Your site on the web

This is the second menu and has the following sub-menus (the ones in italics are described in more detail below):

  • Search queries
  • Links to your site
  • Keywords
  • Internal links
  • Subscriber stats

Search queries

This section is one of the most useful parts of Webmaster Tools as it allows you to see detailed data for each search term that you are found for in Google including:

  • average position
  • number of impressions that you were displayed within the time period (normally previous 30 days),
  • the numbers of clicks you received
  • the corresponding click through rate or CTR (% of clicks divided by the number of impressions)

This is very useful for search marketers as it allows you to link data in your Analytics (non-paid visits) and estimates of search volumes (for example using Google Keyword tool).

You can drill down to an individual phrase and determine which pages were found and at what position, you can also see whether users responded positively to your listing by the % click through rate. If not then you may consider rewriting our description tag for that page.

Links to your site

If you want to determine the number of inbound links to your site (or a competitors) then you can type link:www.mycompany.co.uk into the search box of Google or Yahoo.

However, the results will be very different – Google will show very few of the links that you will see in Yahoo (Site Explorer). However if you use this section of Webmaster Tools you will probably see a similar number of links as in Yahoo. You can also see the anchor text used in the links and download the links from Webmaster Tools into a spreadsheet, so you can follow the development of links over time.

Note with Bing now starting to feed search results into Yahoo, there are fears that the useful functionality offered by Site Explorer may no longer exist, so make sure you do some research on your competitors now!


This follows on from the search queries section by showing you the relevancy of your site for the top keywords found on your site.  You will need to ensure that the top keyphrases are the ones you want to be found for and if not ensure that you optimise existing and new content for your target phrases.

Internal links

This section allows you to determine the number of internal links to pages in your website. You can use this to ensure that all your pages are found.

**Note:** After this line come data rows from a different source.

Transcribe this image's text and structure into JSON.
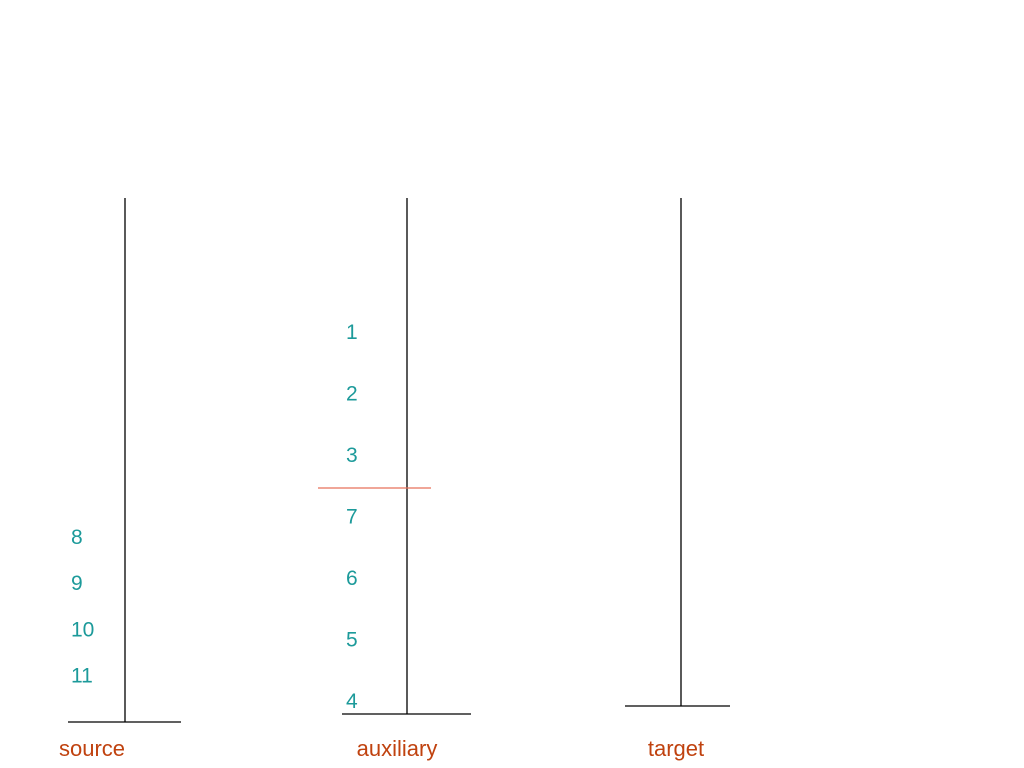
{
  "pegs": [
    {
      "label": "source",
      "items": [
        8,
        9,
        10,
        11
      ]
    },
    {
      "label": "auxiliary",
      "items": [
        1,
        2,
        3,
        7,
        6,
        5,
        4
      ]
    },
    {
      "label": "target"
    }
  ]
}
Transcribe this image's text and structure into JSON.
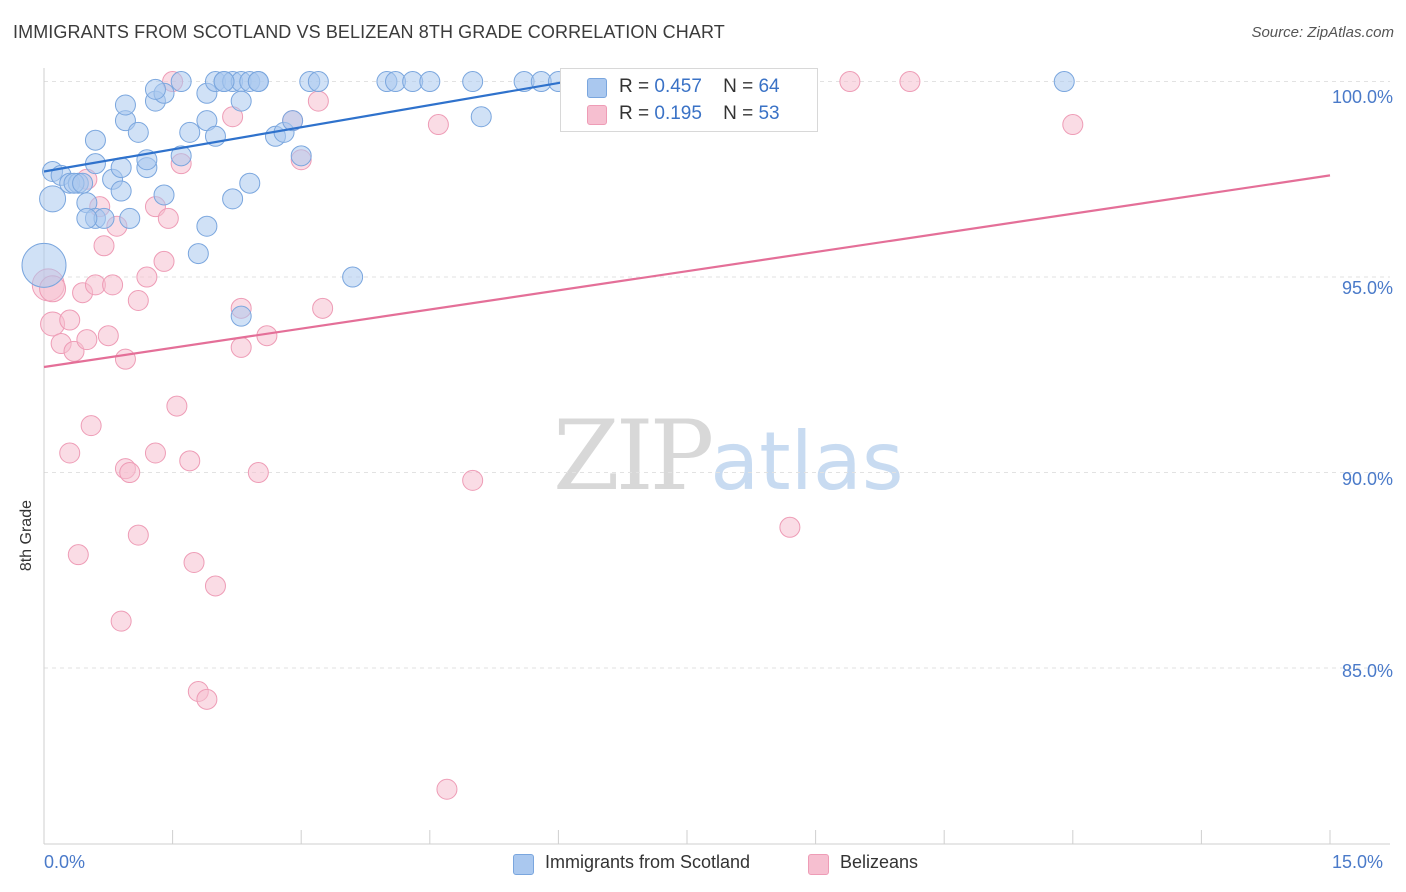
{
  "header": {
    "title": "IMMIGRANTS FROM SCOTLAND VS BELIZEAN 8TH GRADE CORRELATION CHART",
    "source": "Source: ZipAtlas.com"
  },
  "watermark": {
    "zip": "ZIP",
    "atlas": "atlas"
  },
  "colors": {
    "blue_fill": "#aac8ef",
    "blue_stroke": "#7aa6de",
    "blue_line": "#2f72cc",
    "pink_fill": "#f6bfd0",
    "pink_stroke": "#ee9cb6",
    "pink_line": "#e46f98",
    "tick_text": "#4a7ac9",
    "grid": "#e2e2e2"
  },
  "legend": {
    "rows": [
      {
        "r_label": "R =",
        "r_value": "0.457",
        "n_label": "N =",
        "n_value": "64"
      },
      {
        "r_label": "R =",
        "r_value": "0.195",
        "n_label": "N =",
        "n_value": "53"
      }
    ]
  },
  "bottom_legend": {
    "items": [
      {
        "label": "Immigrants from Scotland"
      },
      {
        "label": "Belizeans"
      }
    ]
  },
  "chart_data": {
    "type": "scatter",
    "title": "IMMIGRANTS FROM SCOTLAND VS BELIZEAN 8TH GRADE CORRELATION CHART",
    "xlabel": "",
    "ylabel": "8th Grade",
    "xlim": [
      0,
      15
    ],
    "ylim": [
      80.5,
      100.5
    ],
    "x_tick_labels": [
      "0.0%",
      "15.0%"
    ],
    "y_ticks": [
      100,
      95,
      90,
      85
    ],
    "y_tick_labels": [
      "100.0%",
      "95.0%",
      "90.0%",
      "85.0%"
    ],
    "grid": true,
    "series": [
      {
        "name": "Immigrants from Scotland",
        "R": 0.457,
        "N": 64,
        "trend": {
          "x": [
            0,
            6.1
          ],
          "y": [
            97.7,
            100
          ]
        },
        "points": [
          [
            0.1,
            97.7
          ],
          [
            0.2,
            97.6
          ],
          [
            0.3,
            97.4
          ],
          [
            0.4,
            97.4
          ],
          [
            0.5,
            96.9
          ],
          [
            0.6,
            96.5
          ],
          [
            0.7,
            96.5
          ],
          [
            0.5,
            96.5
          ],
          [
            0.8,
            97.5
          ],
          [
            0.9,
            97.2
          ],
          [
            1.0,
            96.5
          ],
          [
            0.6,
            97.9
          ],
          [
            0.9,
            97.8
          ],
          [
            1.2,
            97.8
          ],
          [
            0.95,
            99.0
          ],
          [
            0.6,
            98.5
          ],
          [
            1.1,
            98.7
          ],
          [
            1.2,
            98.0
          ],
          [
            1.4,
            97.1
          ],
          [
            1.3,
            99.5
          ],
          [
            0.95,
            99.4
          ],
          [
            1.4,
            99.7
          ],
          [
            1.6,
            100.0
          ],
          [
            1.3,
            99.8
          ],
          [
            1.7,
            98.7
          ],
          [
            1.9,
            99.0
          ],
          [
            1.6,
            98.1
          ],
          [
            1.8,
            95.6
          ],
          [
            1.9,
            96.3
          ],
          [
            2.0,
            98.6
          ],
          [
            1.9,
            99.7
          ],
          [
            2.0,
            100.0
          ],
          [
            2.1,
            100.0
          ],
          [
            2.2,
            100.0
          ],
          [
            2.3,
            100.0
          ],
          [
            2.2,
            97.0
          ],
          [
            2.3,
            99.5
          ],
          [
            2.4,
            100.0
          ],
          [
            2.5,
            100.0
          ],
          [
            2.4,
            97.4
          ],
          [
            2.7,
            98.6
          ],
          [
            2.8,
            98.7
          ],
          [
            2.9,
            99.0
          ],
          [
            3.0,
            98.1
          ],
          [
            3.1,
            100.0
          ],
          [
            3.2,
            100.0
          ],
          [
            3.6,
            95.0
          ],
          [
            4.0,
            100.0
          ],
          [
            4.1,
            100.0
          ],
          [
            4.3,
            100.0
          ],
          [
            4.5,
            100.0
          ],
          [
            5.0,
            100.0
          ],
          [
            5.1,
            99.1
          ],
          [
            5.6,
            100.0
          ],
          [
            5.8,
            100.0
          ],
          [
            6.0,
            100.0
          ],
          [
            11.9,
            100.0
          ],
          [
            2.3,
            94.0
          ],
          [
            0.0,
            95.3
          ],
          [
            0.1,
            97.0
          ],
          [
            0.35,
            97.4
          ],
          [
            0.45,
            97.4
          ],
          [
            2.5,
            100.0
          ],
          [
            2.1,
            100.0
          ]
        ],
        "point_sizes": [
          10,
          10,
          10,
          10,
          10,
          10,
          10,
          10,
          10,
          10,
          10,
          10,
          10,
          10,
          10,
          10,
          10,
          10,
          10,
          10,
          10,
          10,
          10,
          10,
          10,
          10,
          10,
          10,
          10,
          10,
          10,
          10,
          10,
          10,
          10,
          10,
          10,
          10,
          10,
          10,
          10,
          10,
          10,
          10,
          10,
          10,
          10,
          10,
          10,
          10,
          10,
          10,
          10,
          10,
          10,
          10,
          10,
          10,
          22,
          13,
          10,
          10,
          10,
          10
        ]
      },
      {
        "name": "Belizeans",
        "R": 0.195,
        "N": 53,
        "trend": {
          "x": [
            0,
            15
          ],
          "y": [
            92.7,
            97.6
          ]
        },
        "points": [
          [
            0.05,
            94.8
          ],
          [
            0.1,
            94.7
          ],
          [
            0.1,
            93.8
          ],
          [
            0.2,
            93.3
          ],
          [
            0.3,
            93.9
          ],
          [
            0.3,
            90.5
          ],
          [
            0.35,
            93.1
          ],
          [
            0.45,
            94.6
          ],
          [
            0.4,
            87.9
          ],
          [
            0.5,
            93.4
          ],
          [
            0.55,
            91.2
          ],
          [
            0.6,
            94.8
          ],
          [
            0.65,
            96.8
          ],
          [
            0.7,
            95.8
          ],
          [
            0.75,
            93.5
          ],
          [
            0.8,
            94.8
          ],
          [
            0.85,
            96.3
          ],
          [
            0.9,
            86.2
          ],
          [
            0.95,
            92.9
          ],
          [
            0.95,
            90.1
          ],
          [
            1.0,
            90.0
          ],
          [
            1.1,
            94.4
          ],
          [
            1.1,
            88.4
          ],
          [
            1.2,
            95.0
          ],
          [
            1.3,
            96.8
          ],
          [
            1.3,
            90.5
          ],
          [
            1.4,
            95.4
          ],
          [
            1.45,
            96.5
          ],
          [
            1.5,
            100.0
          ],
          [
            1.55,
            91.7
          ],
          [
            1.6,
            97.9
          ],
          [
            1.7,
            90.3
          ],
          [
            1.75,
            87.7
          ],
          [
            1.8,
            84.4
          ],
          [
            1.9,
            84.2
          ],
          [
            2.0,
            87.1
          ],
          [
            2.2,
            99.1
          ],
          [
            2.3,
            93.2
          ],
          [
            2.3,
            94.2
          ],
          [
            2.5,
            90.0
          ],
          [
            2.6,
            93.5
          ],
          [
            2.9,
            99.0
          ],
          [
            3.0,
            98.0
          ],
          [
            3.2,
            99.5
          ],
          [
            3.25,
            94.2
          ],
          [
            4.6,
            98.9
          ],
          [
            4.7,
            81.9
          ],
          [
            5.0,
            89.8
          ],
          [
            8.7,
            88.6
          ],
          [
            9.4,
            100.0
          ],
          [
            10.1,
            100.0
          ],
          [
            12.0,
            98.9
          ],
          [
            0.5,
            97.5
          ]
        ],
        "point_sizes": [
          16,
          13,
          12,
          10,
          10,
          10,
          10,
          10,
          10,
          10,
          10,
          10,
          10,
          10,
          10,
          10,
          10,
          10,
          10,
          10,
          10,
          10,
          10,
          10,
          10,
          10,
          10,
          10,
          10,
          10,
          10,
          10,
          10,
          10,
          10,
          10,
          10,
          10,
          10,
          10,
          10,
          10,
          10,
          10,
          10,
          10,
          10,
          10,
          10,
          10,
          10,
          10,
          10
        ]
      }
    ]
  }
}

This is the third menu and has the following sub-menus (the ones in italics are described in more detail below):

  • Malware
  • Crawl errors
  • Crawl stats
  • html suggestions

Crawl errors

This section allows you to determine whether there are any problems with your site being indexed, for example are there any 404 errors (url not found), or restrictions due to robot.txt files.

This section is particularly important when you move a website from one content management system to another, as this will allow you to check that all the 301 redirects have been created properly and that you have not lost any traffic due to incorrect url or errors.

Crawl stats (statistics)

This shows 3 graphs giving you an idea of when and how often your website has been crawled (indexed)  in the last 90 days.

html suggestions

This is very useful when you are optimising your website as it highlights any problems with your title and description tags throughout your site. It will  identify any missing or duplicate titles and descriptions; and will identify short or long titles and descriptions.

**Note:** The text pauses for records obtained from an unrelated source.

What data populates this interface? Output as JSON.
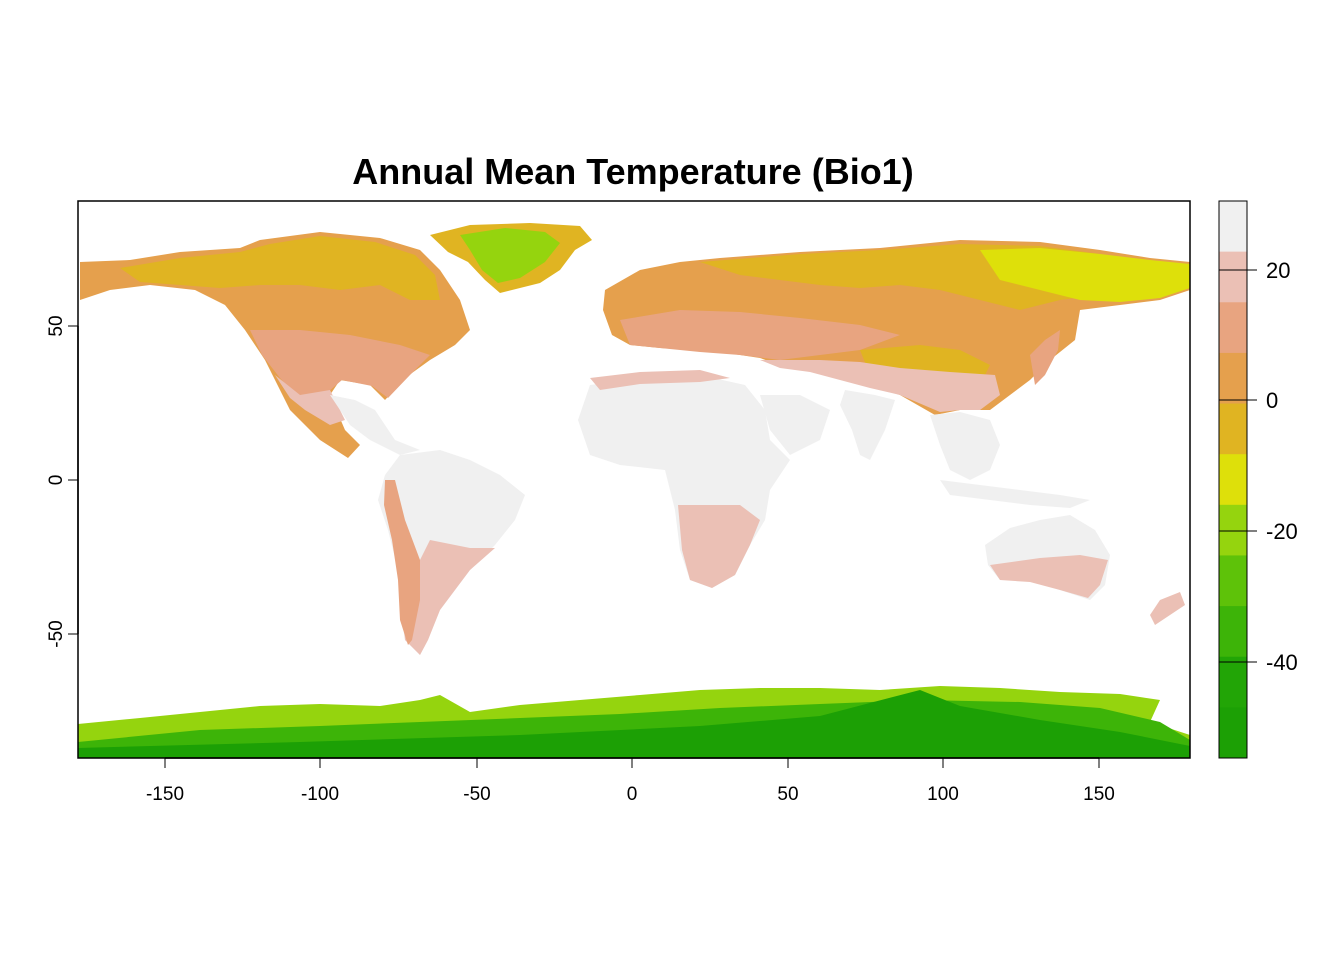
{
  "map": {
    "title": "Annual Mean Temperature (Bio1)",
    "x_ticks": [
      "-150",
      "-100",
      "-50",
      "0",
      "50",
      "100",
      "150"
    ],
    "y_ticks": [
      "50",
      "0",
      "-50"
    ],
    "legend": {
      "labels": [
        "20",
        "0",
        "-20",
        "-40"
      ],
      "colors": [
        "#F0F0F0",
        "#EBC0B5",
        "#E8A480",
        "#E5A04D",
        "#E0B422",
        "#DEE00A",
        "#95D40E",
        "#5EC209",
        "#3DB408",
        "#22A506",
        "#1CA005"
      ]
    },
    "colors": {
      "ocean": "#FFFFFF",
      "very_hot": "#F0F0F0",
      "hot": "#EBC0B5",
      "warm": "#E8A480",
      "mild": "#E5A04D",
      "cool": "#E0B422",
      "cold": "#DEE00A",
      "ice": "#95D40E",
      "ice_deep": "#3DB408",
      "ice_deepest": "#1CA005"
    }
  }
}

This is the last  menu and has the following sub-menus (the ones in italics are described in more detail below):

  • Fetch as Googlebot
  • Sidewiki
  • Site performance
  • Video sitemaps

Site performance

With site download speeds being included in the search algorithm, it has become increasingly important that you know the performance of our site. This section provides graphs showing the download speed and your relative performance as compared to other sites. It also provides examples of download speeds for specific pages from your site.


Search marketers can no longer ignore the useful data contained within Webmaster Tools and leave this data for the sole use of their web developer.

We hope you have found this article useful and we will follow it shortly with a sequel on setting up and using Bing’s Webmaster Tools.